Though consumers want demos, it is not financially wise for publishers to release them. If a consumer tries a demo and dose not like the games, then that is a lost sale. If the consumer has to buy to try and the consumer hates it, then the publisher got their money and another pissed off customer
On Steam, you can ask for refunds on games you played for less than 2 hours.
In fact I sincerely think that Steam did more against piracy than any DRM scheme. They actually responded to many arguments made by pirates :
- You can get refunds (no need to pirate to try)
- You can get games really cheap if you wait (you can still play if you are poor)
- It is convenient : you can play all games you purchased on any PC with Steam installed, and provided you have a good internet connection, once you decide to buy a game, you can typically play it within minutes (downloading from a pirate site / torrent is not faster)

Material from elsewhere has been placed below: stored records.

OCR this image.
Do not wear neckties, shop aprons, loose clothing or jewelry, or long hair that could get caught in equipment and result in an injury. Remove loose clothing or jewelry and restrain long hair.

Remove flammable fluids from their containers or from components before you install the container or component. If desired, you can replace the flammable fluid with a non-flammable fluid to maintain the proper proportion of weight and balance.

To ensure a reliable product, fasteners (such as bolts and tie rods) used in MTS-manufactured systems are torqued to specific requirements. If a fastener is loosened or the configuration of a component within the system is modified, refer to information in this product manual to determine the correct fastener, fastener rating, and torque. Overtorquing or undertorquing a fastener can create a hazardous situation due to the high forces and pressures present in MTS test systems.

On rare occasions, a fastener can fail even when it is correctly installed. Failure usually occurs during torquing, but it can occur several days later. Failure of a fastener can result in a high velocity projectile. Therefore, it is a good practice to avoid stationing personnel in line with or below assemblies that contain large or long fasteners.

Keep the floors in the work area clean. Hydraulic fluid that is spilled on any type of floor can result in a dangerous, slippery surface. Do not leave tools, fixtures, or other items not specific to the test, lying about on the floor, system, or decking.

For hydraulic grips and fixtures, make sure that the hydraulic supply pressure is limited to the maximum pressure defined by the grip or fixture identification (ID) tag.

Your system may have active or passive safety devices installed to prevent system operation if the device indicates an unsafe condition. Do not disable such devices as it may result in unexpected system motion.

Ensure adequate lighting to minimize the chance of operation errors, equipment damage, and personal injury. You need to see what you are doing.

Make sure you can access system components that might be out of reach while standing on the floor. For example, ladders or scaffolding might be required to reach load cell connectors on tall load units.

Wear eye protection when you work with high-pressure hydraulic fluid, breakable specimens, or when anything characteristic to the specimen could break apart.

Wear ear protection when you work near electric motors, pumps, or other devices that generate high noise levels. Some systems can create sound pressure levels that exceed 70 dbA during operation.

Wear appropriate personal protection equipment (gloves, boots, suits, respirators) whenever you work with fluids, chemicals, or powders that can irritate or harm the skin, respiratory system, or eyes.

There are of course things that steam don't offer that piracy do, such as being free, less risk of losing the game (account ban, shutdown, ...) and no internet requirement. However, the advantages of piracy are not worth it anymore for many players, even for single player games.
Third, going through the motions can be a means to determine if one really wants to watch something, or if one is just doing it as the path of least resistance. Personally I feel I watch too much TV and spend too much time on the Internet already, without having a streaming service and without having cable or other pay-TV. It makes it a lot easier to actually go do something else besides vegetate on the couch if I find myself not able to make a choice for what to watch.
So your logic is you deny yourself of the obviously better streaming service because it's "too good" and would compel you to use it? I would suggest you apply that thinking to other aspects of your life and see how it goes. E.g., wife too good looking? Trade down to an uglier wife, because after all, you'll be less apt to waste time pursuing sex with her all the time.